Şimdi tanıya dönelim.Bu bakımdan pelvik muayeneden başlanarak pelvik inflamatuar hastalık tanısı konulabilir. Ziyaret sırasında jinekolog vajina veya servikste anormal salgı olup olmadığını kontrol edecektir. Ayrıca rahim hareketlerine bağlı pelvik, tubal ve boyun ağrısının olası nedenleri araştırılacaktır. Serviko-vajinal sekresyon ve üretral swabın kültür muayenesi, sorumlu enfeksiyöz ajanların belirlenmesine ve hepsinden önemlisi, varlığını doğrulamak veya dışlamak için izin verir. klamidya enfeksiyonları ve Neisseria gonore. Laparoskopi en iyi tanı testi olarak kabul edilir, ancak açıkça oldukça invaziv bir prosedürdür, bu nedenle rutin muayene olarak önerilmez. Tanı koymada ultrason ve endometriyal biyopsi de yardımcı olabilir. İkincisi, özellikle, endometriyumun küçük bir örneğini, yani uterus boşluğunu dahili olarak kaplayan dokuyu almayı içerir. Kan testlerine gelince, pelvik inflamatuar hastalık varlığında beyaz kan hücresi sayısında ve eritrosit sedimantasyon hızı (ESR) ve C-reaktif protein gibi bazı spesifik olmayan inflamasyon indekslerinde artış olur.

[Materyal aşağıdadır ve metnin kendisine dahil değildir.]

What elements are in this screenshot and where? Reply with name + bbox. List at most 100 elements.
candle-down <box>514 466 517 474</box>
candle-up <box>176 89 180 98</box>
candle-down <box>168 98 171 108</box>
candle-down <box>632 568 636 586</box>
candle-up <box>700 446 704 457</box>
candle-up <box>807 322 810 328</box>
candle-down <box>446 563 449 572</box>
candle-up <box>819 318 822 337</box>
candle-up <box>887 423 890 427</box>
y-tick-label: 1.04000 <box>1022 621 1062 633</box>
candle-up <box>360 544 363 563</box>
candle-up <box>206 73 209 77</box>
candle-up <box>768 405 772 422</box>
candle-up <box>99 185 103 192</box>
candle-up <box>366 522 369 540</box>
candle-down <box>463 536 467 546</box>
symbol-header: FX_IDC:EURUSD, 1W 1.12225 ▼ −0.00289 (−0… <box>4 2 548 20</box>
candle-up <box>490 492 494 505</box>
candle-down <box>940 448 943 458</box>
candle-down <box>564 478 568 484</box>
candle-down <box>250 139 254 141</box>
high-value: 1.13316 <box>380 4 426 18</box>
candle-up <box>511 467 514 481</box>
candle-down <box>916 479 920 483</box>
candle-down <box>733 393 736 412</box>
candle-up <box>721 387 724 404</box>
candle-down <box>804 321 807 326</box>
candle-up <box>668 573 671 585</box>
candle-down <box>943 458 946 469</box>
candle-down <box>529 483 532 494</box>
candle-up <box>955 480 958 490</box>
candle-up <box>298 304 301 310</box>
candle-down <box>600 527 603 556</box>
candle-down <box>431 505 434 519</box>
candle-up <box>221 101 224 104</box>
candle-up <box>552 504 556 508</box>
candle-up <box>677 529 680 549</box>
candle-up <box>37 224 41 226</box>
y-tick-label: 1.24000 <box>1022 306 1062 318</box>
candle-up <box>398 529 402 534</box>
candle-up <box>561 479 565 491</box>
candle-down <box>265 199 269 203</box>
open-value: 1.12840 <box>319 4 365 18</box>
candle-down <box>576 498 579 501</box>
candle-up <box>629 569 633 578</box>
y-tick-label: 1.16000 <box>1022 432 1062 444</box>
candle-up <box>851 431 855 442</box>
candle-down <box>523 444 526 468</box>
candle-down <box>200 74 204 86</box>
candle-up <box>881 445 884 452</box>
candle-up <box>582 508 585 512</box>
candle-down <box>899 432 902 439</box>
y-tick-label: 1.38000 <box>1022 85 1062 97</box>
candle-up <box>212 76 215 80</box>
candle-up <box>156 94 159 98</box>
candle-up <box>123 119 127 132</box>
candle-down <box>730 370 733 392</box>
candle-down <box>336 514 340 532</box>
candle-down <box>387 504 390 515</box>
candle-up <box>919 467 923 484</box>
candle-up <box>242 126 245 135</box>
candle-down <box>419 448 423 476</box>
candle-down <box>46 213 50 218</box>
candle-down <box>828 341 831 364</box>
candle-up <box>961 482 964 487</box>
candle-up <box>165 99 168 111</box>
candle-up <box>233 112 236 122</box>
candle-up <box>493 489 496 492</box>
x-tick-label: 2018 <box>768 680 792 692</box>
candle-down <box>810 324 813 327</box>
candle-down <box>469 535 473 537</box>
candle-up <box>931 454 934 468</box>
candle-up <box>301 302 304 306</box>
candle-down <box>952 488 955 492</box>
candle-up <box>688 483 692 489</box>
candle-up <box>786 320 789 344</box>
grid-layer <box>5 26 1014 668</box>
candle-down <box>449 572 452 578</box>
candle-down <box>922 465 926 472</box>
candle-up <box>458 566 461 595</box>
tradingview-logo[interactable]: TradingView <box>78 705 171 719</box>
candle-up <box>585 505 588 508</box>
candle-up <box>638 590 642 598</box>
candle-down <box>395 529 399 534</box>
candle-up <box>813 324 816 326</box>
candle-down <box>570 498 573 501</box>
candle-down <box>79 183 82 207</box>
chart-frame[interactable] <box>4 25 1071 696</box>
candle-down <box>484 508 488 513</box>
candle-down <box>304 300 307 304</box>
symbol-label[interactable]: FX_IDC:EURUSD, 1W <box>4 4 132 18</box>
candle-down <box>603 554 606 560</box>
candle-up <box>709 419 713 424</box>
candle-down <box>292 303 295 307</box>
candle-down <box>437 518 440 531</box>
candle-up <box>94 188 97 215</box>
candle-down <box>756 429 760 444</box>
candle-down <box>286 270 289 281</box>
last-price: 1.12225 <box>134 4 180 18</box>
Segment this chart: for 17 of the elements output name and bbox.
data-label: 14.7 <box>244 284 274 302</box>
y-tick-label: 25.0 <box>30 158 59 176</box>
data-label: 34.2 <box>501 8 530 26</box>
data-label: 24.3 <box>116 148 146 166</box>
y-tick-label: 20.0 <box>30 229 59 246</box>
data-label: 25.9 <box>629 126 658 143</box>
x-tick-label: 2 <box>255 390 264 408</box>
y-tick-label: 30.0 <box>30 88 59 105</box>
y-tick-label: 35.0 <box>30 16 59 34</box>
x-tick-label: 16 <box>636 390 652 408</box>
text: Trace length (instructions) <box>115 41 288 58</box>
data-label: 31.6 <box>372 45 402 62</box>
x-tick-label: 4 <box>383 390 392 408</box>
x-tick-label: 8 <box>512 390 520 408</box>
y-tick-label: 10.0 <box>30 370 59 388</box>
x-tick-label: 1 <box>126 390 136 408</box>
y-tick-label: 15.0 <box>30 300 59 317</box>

Pelvik inflamatuar hastalık, muhtemelen ağrı kesicilerle birlikte antibiyotiklerle tedavi edilebilir. Enflamasyonu azaltmak için ise kortizon ve türevleri gibi antienflamatuar ilaçlar reçete edilebilir. Ağır vakalarda hastaneye yatış ve intravenöz antibiyotik kullanımı gerekli olabilir. Temel, eşin değerlendirilmesi ve olası tedavisinin yanı sıra terapinin tamamı boyunca cinsel ilişkiden kaçınmadır. Daha ciddi vakalarda, örneğin enfeksiyon karın içine yayıldığında veya apse oluşturduğunda ameliyat gerekebilir. Bitirmeden önce, korunma açısından riskli cinsel davranışlardan kaçınılarak pelvik inflamatuar hastalığa yakalanma olasılığı azaltılabilir. Özellikle riskleri azaltmak için cinsel ilişki sırasında kondom kullanılması, partner sayısının sınırlandırılması ve özellikle klamidya ve bel soğukluğunu ekarte etmek için düzenli tarama testlerinden geçilmesi önerilir.